Incentive alignment is a goal very worth of pursuing. When all players have the same goals, the potential for toxicity is greatly diminished (though certainly not eliminated). I personally find it quite frustrating to queue into Ranked Matchmaking with the goal of winning games, only to find other players do not share the same incentives. At the very top of the Skill Rating system, one should find other players that want to win games, not those that wish to engage in roleplay. This isn’t to say that OTPs can’t be good or impactful to winning games, my argument is rather that OTPs should be judged by their wins and losses rather than by the extent to which they engage in one-tricking. The current system punishes adaptation and experimentation vastly more than it needs to.

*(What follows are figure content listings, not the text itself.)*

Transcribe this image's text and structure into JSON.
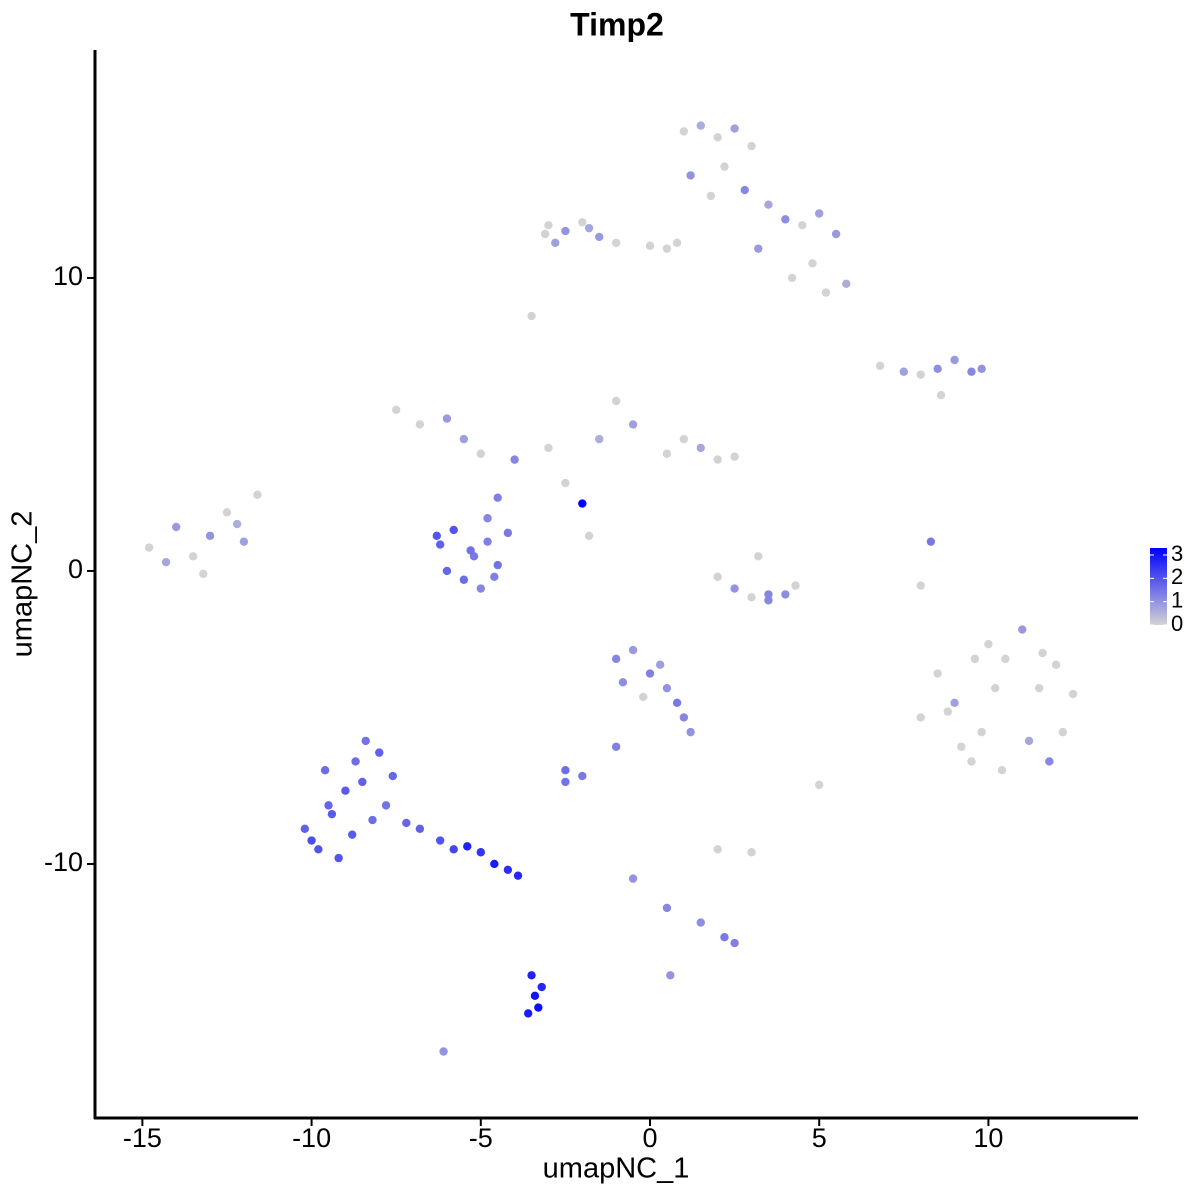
{
  "chart_data": {
    "type": "scatter",
    "title": "Timp2",
    "x_label": "umapNC_1",
    "y_label": "umapNC_2",
    "xlim": [
      -16.4,
      14.42
    ],
    "ylim": [
      -18.67,
      17.78
    ],
    "xticks": [
      -15,
      -10,
      -5,
      0,
      5,
      10
    ],
    "yticks": [
      -10,
      0,
      10
    ],
    "color_low": "#d3d3d3",
    "color_high": "#0000ff",
    "colorlim": [
      0,
      3.3
    ],
    "colorbar_ticks": [
      0,
      1,
      2,
      3
    ],
    "x": [
      1.0,
      1.5,
      2.0,
      2.5,
      3.0,
      1.2,
      2.2,
      3.5,
      4.0,
      4.5,
      5.0,
      5.5,
      4.8,
      5.8,
      1.8,
      0.8,
      3.2,
      4.2,
      5.2,
      2.8,
      -3.0,
      -2.5,
      -2.0,
      -1.5,
      -1.0,
      0.0,
      0.5,
      -2.8,
      -3.1,
      -1.8,
      -14.8,
      -14.0,
      -13.5,
      -13.0,
      -12.5,
      -12.0,
      -11.6,
      -14.3,
      -13.2,
      -12.2,
      -7.5,
      -6.8,
      -6.0,
      -5.0,
      -4.0,
      -3.0,
      -1.5,
      -1.0,
      -0.5,
      0.5,
      1.0,
      1.5,
      2.0,
      2.5,
      -2.5,
      -5.5,
      -4.5,
      -1.8,
      -4.8,
      -2.0,
      -6.2,
      -5.8,
      -5.2,
      -4.8,
      -4.5,
      -5.5,
      -6.0,
      -5.0,
      -4.2,
      -5.3,
      -6.3,
      -4.6,
      -10.2,
      -9.8,
      -9.5,
      -9.0,
      -8.7,
      -8.4,
      -8.0,
      -7.6,
      -9.2,
      -8.8,
      -8.2,
      -7.8,
      -10.0,
      -9.6,
      -7.2,
      -6.8,
      -6.2,
      -5.8,
      -5.4,
      -5.0,
      -4.6,
      -4.2,
      -3.9,
      -9.4,
      -8.5,
      -3.5,
      -3.4,
      -3.3,
      -3.6,
      -3.2,
      -1.0,
      -0.5,
      0.0,
      0.5,
      0.8,
      1.0,
      -0.2,
      -0.8,
      0.3,
      1.2,
      -2.5,
      -2.0,
      -1.0,
      -0.5,
      0.5,
      1.5,
      2.2,
      2.5,
      2.0,
      3.0,
      3.5,
      -2.5,
      5.0,
      0.6,
      -6.1,
      8.0,
      8.5,
      9.0,
      9.5,
      10.0,
      10.5,
      11.0,
      11.5,
      12.0,
      12.5,
      9.2,
      9.8,
      10.4,
      11.2,
      11.8,
      8.8,
      10.2,
      11.6,
      9.6,
      12.2,
      6.8,
      7.5,
      8.0,
      8.5,
      9.0,
      9.5,
      9.8,
      8.6,
      8.3,
      8.0,
      2.0,
      2.5,
      3.0,
      3.5,
      4.0,
      4.3,
      3.2,
      -3.5
    ],
    "y": [
      15.0,
      15.2,
      14.8,
      15.1,
      14.5,
      13.5,
      13.8,
      12.5,
      12.0,
      11.8,
      12.2,
      11.5,
      10.5,
      9.8,
      12.8,
      11.2,
      11.0,
      10.0,
      9.5,
      13.0,
      11.8,
      11.6,
      11.9,
      11.4,
      11.2,
      11.1,
      11.0,
      11.2,
      11.5,
      11.7,
      0.8,
      1.5,
      0.5,
      1.2,
      2.0,
      1.0,
      2.6,
      0.3,
      -0.1,
      1.6,
      5.5,
      5.0,
      5.2,
      4.0,
      3.8,
      4.2,
      4.5,
      5.8,
      5.0,
      4.0,
      4.5,
      4.2,
      3.8,
      3.9,
      3.0,
      4.5,
      2.5,
      1.2,
      1.8,
      2.3,
      0.9,
      1.4,
      0.5,
      1.0,
      0.2,
      -0.3,
      0.0,
      -0.6,
      1.3,
      0.7,
      1.2,
      -0.2,
      -8.8,
      -9.5,
      -8.0,
      -7.5,
      -6.5,
      -5.8,
      -6.2,
      -7.0,
      -9.8,
      -9.0,
      -8.5,
      -8.0,
      -9.2,
      -6.8,
      -8.6,
      -8.8,
      -9.2,
      -9.5,
      -9.4,
      -9.6,
      -10.0,
      -10.2,
      -10.4,
      -8.3,
      -7.2,
      -13.8,
      -14.5,
      -14.9,
      -15.1,
      -14.2,
      -3.0,
      -2.7,
      -3.5,
      -4.0,
      -4.5,
      -5.0,
      -4.3,
      -3.8,
      -3.2,
      -5.5,
      -6.8,
      -7.0,
      -6.0,
      -10.5,
      -11.5,
      -12.0,
      -12.5,
      -12.7,
      -9.5,
      -9.6,
      -0.8,
      -7.2,
      -7.3,
      -13.8,
      -16.4,
      -5.0,
      -3.5,
      -4.5,
      -6.5,
      -2.5,
      -3.0,
      -2.0,
      -4.0,
      -3.2,
      -4.2,
      -6.0,
      -5.5,
      -6.8,
      -5.8,
      -6.5,
      -4.8,
      -4.0,
      -2.8,
      -3.0,
      -5.5,
      7.0,
      6.8,
      6.7,
      6.9,
      7.2,
      6.8,
      6.9,
      6.0,
      1.0,
      -0.5,
      -0.2,
      -0.6,
      -0.9,
      -1.0,
      -0.8,
      -0.5,
      0.5,
      8.7
    ],
    "expression": [
      0,
      0.6,
      0,
      0.8,
      0,
      1.0,
      0,
      0.7,
      1.1,
      0,
      0.8,
      0.9,
      0,
      0.6,
      0,
      0,
      0.9,
      0,
      0,
      1.2,
      0,
      1.0,
      0,
      0.9,
      0,
      0,
      0,
      0.8,
      0,
      0.7,
      0,
      0.9,
      0,
      1.0,
      0,
      0.8,
      0,
      0.7,
      0,
      0.6,
      0,
      0,
      0.9,
      0,
      1.2,
      0,
      0.6,
      0,
      0.8,
      0,
      0,
      0.7,
      0,
      0,
      0,
      0.8,
      1.3,
      0,
      1.2,
      3.3,
      1.8,
      2.0,
      1.4,
      1.3,
      1.5,
      1.6,
      1.7,
      1.2,
      1.4,
      1.5,
      2.0,
      1.3,
      1.8,
      2.0,
      1.7,
      1.9,
      1.6,
      1.5,
      1.8,
      1.7,
      2.0,
      1.9,
      1.6,
      1.5,
      2.1,
      1.6,
      1.7,
      1.8,
      2.0,
      2.2,
      2.8,
      2.5,
      2.9,
      2.6,
      2.7,
      1.9,
      1.8,
      2.8,
      3.0,
      3.1,
      2.9,
      2.7,
      1.2,
      0.9,
      1.3,
      1.0,
      1.4,
      1.2,
      0,
      1.1,
      0.8,
      1.0,
      1.6,
      1.4,
      1.3,
      1.0,
      1.2,
      1.1,
      1.4,
      1.3,
      0,
      0,
      1.2,
      1.5,
      0,
      1.0,
      1.0,
      0,
      0,
      0.8,
      0,
      0,
      0,
      0.9,
      0,
      0,
      0,
      0,
      0,
      0,
      0.7,
      1.2,
      0,
      0,
      0,
      0,
      0,
      0,
      0.8,
      0,
      1.1,
      0.9,
      1.2,
      1.0,
      0,
      1.4,
      0,
      0,
      1.0,
      0,
      1.2,
      1.1,
      0,
      0,
      0
    ]
  }
}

There is only one way to guarantee that every player has the same incentive: strip away all of the hidden formulas and percentile adjustments. Only when each player has only one incentive–to win–will incentive alignment truly come about. The only thing that should impact the SR consequences of a win or a loss is the relative skill of each team. Win a hard game and you should clearly be rewarded more than for winning an easy game, vice versa for losses.
Finally, let's take a quick trip down under. Outside of his contributions to Oceanic Overwatch as a caster, BobbyJ hosts the Overwatch Weekly podcast. The podcast regularly features some of the region's most prominent players and community figures. Episode 20 of the Overwatch Weekly is particularly useful for those looking for a recap of the roster changes in the recent Oceanic shuffle, as well as insight from Full Circle caster AVRL on the Pacific Championship.